SECTION 8. Protection Orders.- A protection order is an order issued under this act for the purpose of preventing further acts of violence against a woman or her child specified in Section 5 of this Act and granting other necessary relief. The relief granted under a protection order serve the purpose of safeguarding the victim from further harm, minimizing any disruption in the victim’s daily life, and facilitating the opportunity and ability of the victim to independently regain control over her life. The provisions of the protection order shall be enforced by law enforcement agencies. The protection orders that may be issued under this Act are the barangay protection order (BPO), temporary protection order (TPO) and permanent protection order (PPO). The protection orders that may be issued under this Act shall include any, some or all of the following reliefs:
x x x
(k) Provision of such other forms of relief as the court deems necessary to protect and provide for the safety of the petitioner and any designated family or household member, provided petitioner and any designated family or household member consents to such relief.
Any of the reliefs provided under this section shall be granted even in the absence of a decree of legal separation or annulment or declaration of absolute nullity of marriage.
The issuance of a BPO or the pendency of an application for BPO shall not preclude a petitioner from applying for, or the court from granting a TPO or PPO.
This benefit may be extended depending on the protection order that may be issued by the Barangay or the Court.

(R.A. 9262)

Under Section 8, protection orders may be granted by either of the following

1) Barangay Protection Order (BPO);

2) Temporary Protection Order (TPO); and

3) Permanent Protection Order (PPO).

NB: There is no cap/ceiling/limit on the extension of the leave credit.

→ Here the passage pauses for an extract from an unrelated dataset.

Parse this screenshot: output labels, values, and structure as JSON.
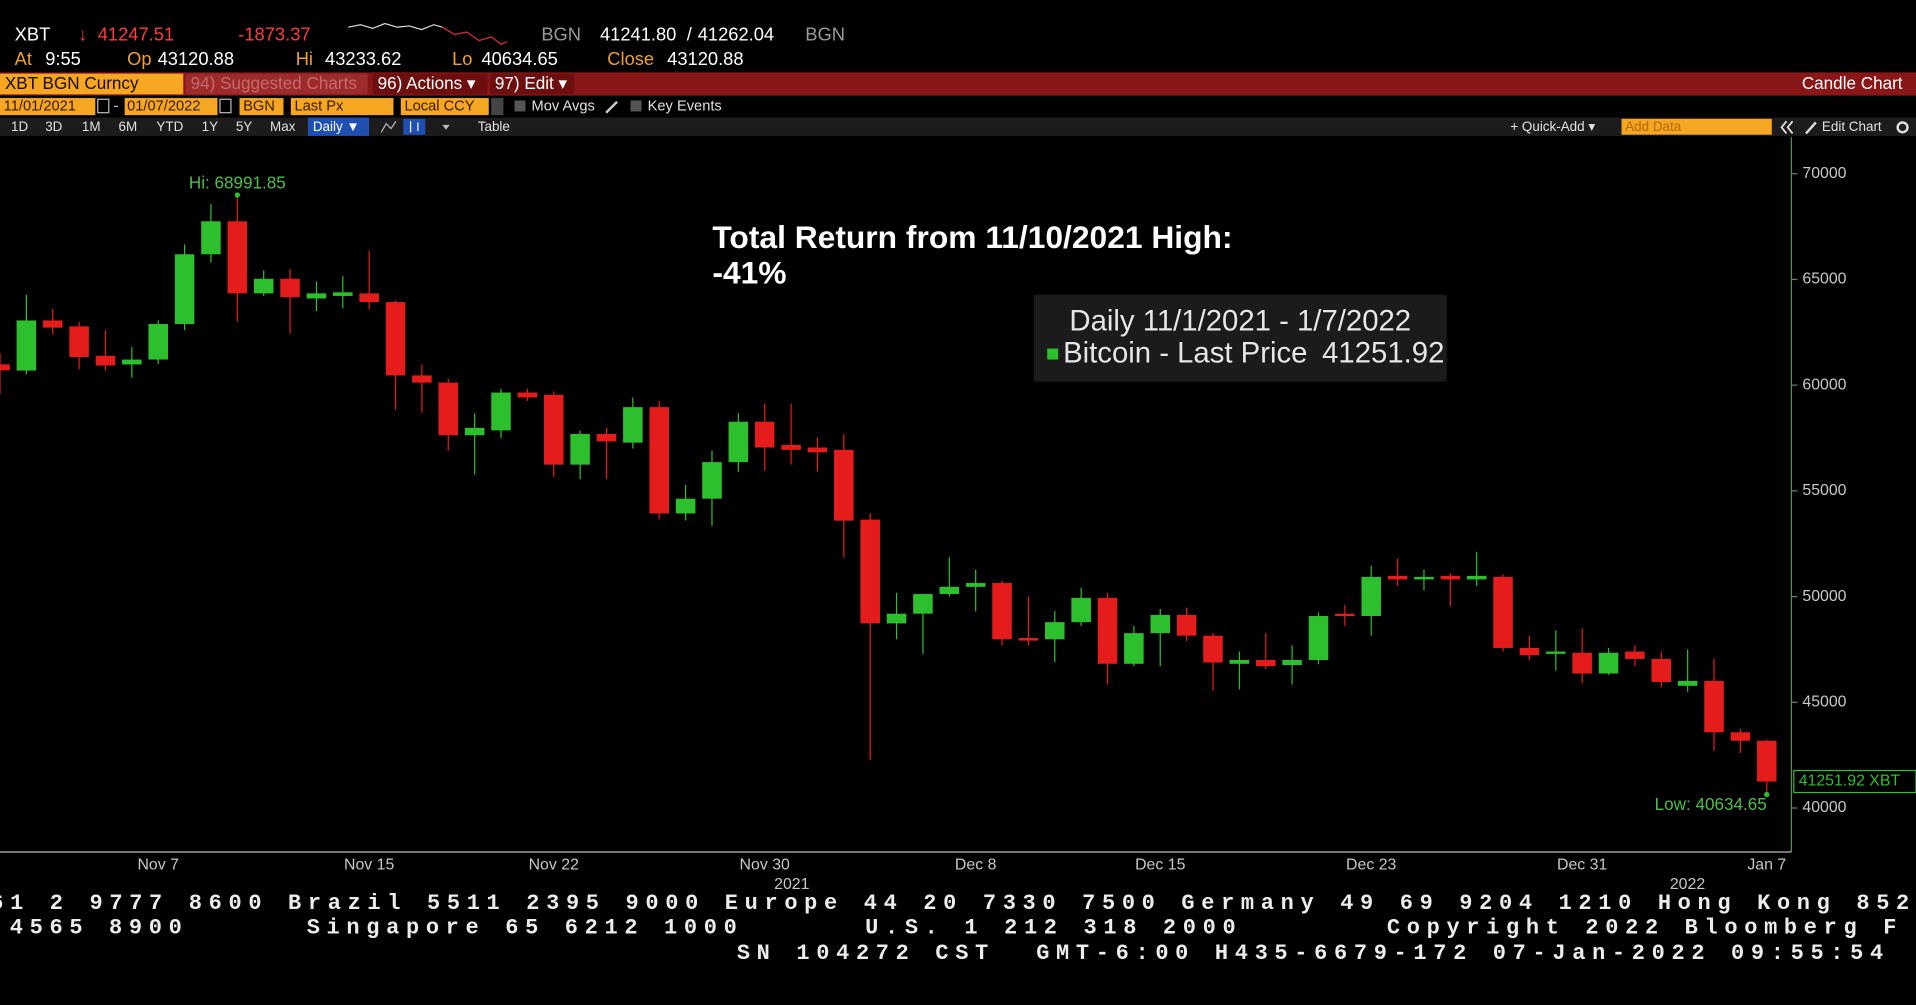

3. Conditions for entitlement

The conditions for entitlement are as follows:

1) That the female employee presents a Certificate of Pending Action as proof that an action is pending relative to the violence; and

2) Such certificate is issued by either the Barangay Chairman/Councilor, Prosecutor, or Clerk of Court.

4. Favorable employee stipulations

The above discussion may be superseded by any stipulation favorable to the employee via an employment contract, company policies, collective bargaining agreement, or analogous thereto.